Nairobi — IN MANY WAYS, PAKISTAN didn't deserve Benazir Bhutto. She was everything Pakistan is not - cosmopolitan, secular, liberal. Yet, the irony is that if Pakistan was not the violent, feudal, militaristic and patriarchal place it is, Bhutto may never have emerged as its leader.
Pakistan was born out of violence and religious exclusion. Its founder, Mohammed Ali Jinnah, created a country that was based on the idea that Muslims and Hindus could not live together harmoniously within the same nation.
Both countries' independence in 1947 was thus marred by the rape, killing and displacement of hundreds of thousands of Hindus and Muslims who sought refuge on either side of the newly-created Indo-Pakistan border.
After Jinnah, the country was ruled by various military dictators, the latest of which is Parvez Musharraf. Pakistan's attempts at democracy have been short-lived.
Bhutto's father, Zulfikar Ali Bhutto, was democratically elected in the early 1970s and Bhutto herself became prime minister twice, in 1988 and in 1993.
But the elder Bhutto was ousted by General Zia Ul-Haq in a military coup and executed in 1979, and his daughter was dismissed on charges of corruption.
Bhutto's own life mirrored the dysfunctional society in which she was raised. She spent a large part of her life in prison, under house arrest or in exile. Her political career was marred by allegations of corruption; even her husband, Asif Zardari, was often referred to as M. Ten Percent.
It is alleged that her strong stance against Muslim fundamentalism was her fatal flaw and placed her on the Al Qaeda hit-list, although Bhutto often asserted that fundamentalists in Pakistan were misinterpreting Islam and that the Prophet Muhammad wanted women to be educated and to inherit property.

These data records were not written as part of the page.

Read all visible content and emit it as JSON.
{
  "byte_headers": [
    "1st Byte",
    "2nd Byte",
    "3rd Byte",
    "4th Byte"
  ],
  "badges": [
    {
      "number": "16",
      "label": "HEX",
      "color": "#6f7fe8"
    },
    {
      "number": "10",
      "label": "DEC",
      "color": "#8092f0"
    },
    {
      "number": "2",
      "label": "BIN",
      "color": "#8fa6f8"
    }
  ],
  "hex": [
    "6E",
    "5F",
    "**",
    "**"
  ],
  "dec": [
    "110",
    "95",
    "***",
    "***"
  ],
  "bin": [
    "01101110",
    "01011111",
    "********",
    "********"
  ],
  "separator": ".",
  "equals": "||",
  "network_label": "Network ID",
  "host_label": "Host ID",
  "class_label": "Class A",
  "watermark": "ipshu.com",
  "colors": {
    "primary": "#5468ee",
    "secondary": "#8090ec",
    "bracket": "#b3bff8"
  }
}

Despite Bhutto's attempts at restoring a semblance of secular civilian rule in Pakistan, the country was doomed to fail in instituting democratic ideals from the start.

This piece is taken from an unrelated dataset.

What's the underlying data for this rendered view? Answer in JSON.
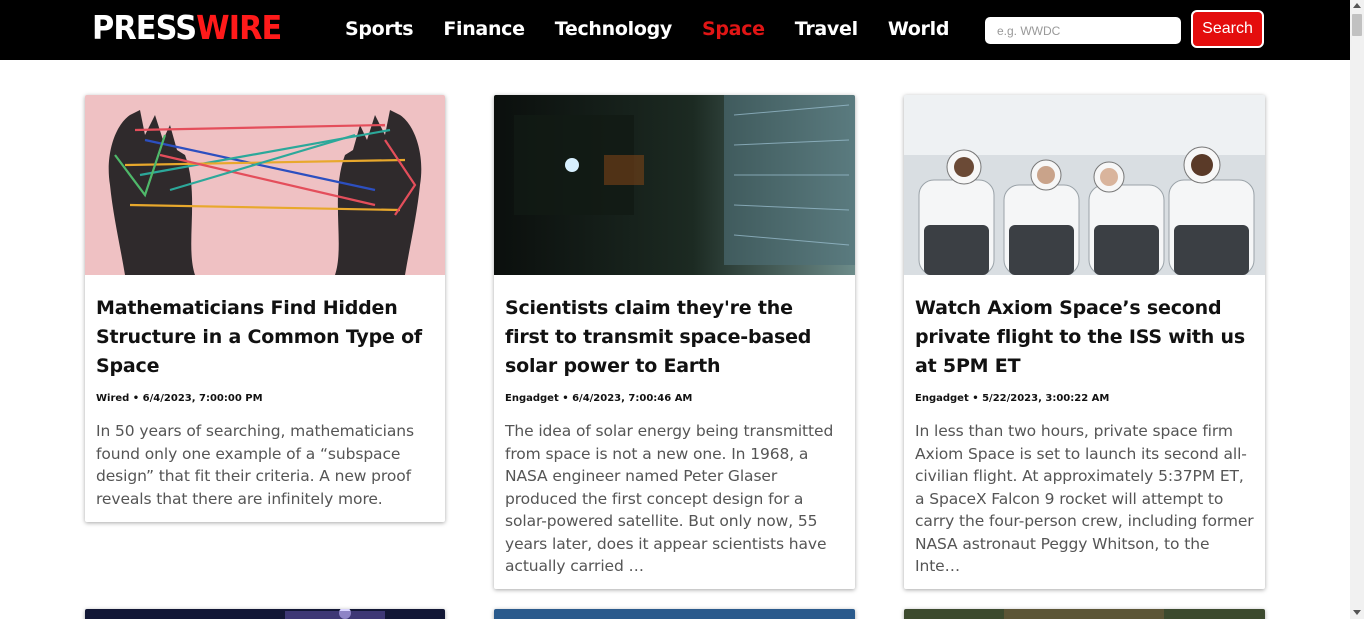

Jinnah took over an artificially-created country that had no real sense of nationhood. The military leaders that followed did little to consolidate democracy within the fragile nation.
During the Cold War, various US governments propped up these military regimes in the hope that they would stem Soviet influence in neighbouring Afghanistan, thereby undermining the possibility of democracy even further.
Under Musharraf, the country's military became one of the largest beneficiaries of the US-led war on terror - it currently receives an astounding $150 million in American aid every month. The sovereignty that Jinnah sought in 1947 has, therefore, never been realised.
PAKISTAN IS ALSO ONE OF THE LAST bastions of diehard patriarchy in the world. Despite the country's recent attempts at modernisation and its status as a nuclear power, two-thirds of the adult female population in Pakistan remains illiterate.
Large parts of rural Pakistan are feudal societies where women are seen as chattels that must owned and controlled. "Honour killings" of women and girls in some rural villages are so common that they are barely reported in the press, and few of the cases ever come to trial.
For a woman to be elected as prime minister in such a society, as Bhutto was, is therefore, remarkable - although some might say that in Asia it is not so unusual for women to attain power, especially if that power emanates from a male relative, in Bhutto's case, her father.
When she was first elected in 1988, the 35-year-old Bhutto was not only one of the youngest heads of state in the world, but the first woman in modern times to lead a Muslim nation.
Why did Bhutto bother to fight a system that was so hostile to women and to democracy?
In her 1988 autobiography, Daughter of the East, Bhutto suggests that by being elected prime minister, she, in effect, avenged the forces that sent her father to the gallows.
Her return to Pakistan from self-imposed exile in October this year was perhaps also motivated by the desire to clean her own tarnished image.
Just before she left Pakistan to attend Harvard University in 1969, her father said, "You will see many things that amaze you and travel to places you've never heard of. But remember, whatever happens to you, you will ultimately return here. Your place is here. Your roots are here. It is here you will be buried."
As fate would have it, Bhutto was, as her father had wished, buried next to his grave in her ancestral home in Larkana, not in the foreign lands where she was exiled.
Ironically, in death, the feisty and glamorous Bhutto has become a potent symbol of the democratic ideals that eluded her country for more than six decades.
Let us hope her death was not in vain and that Pakistan will now finally emerge as an egalitarian, progressive and democratic nation.
Ms Warah is an editor with the UN. The views expressed here are her own and do not necessarily reflect those of the United Nations.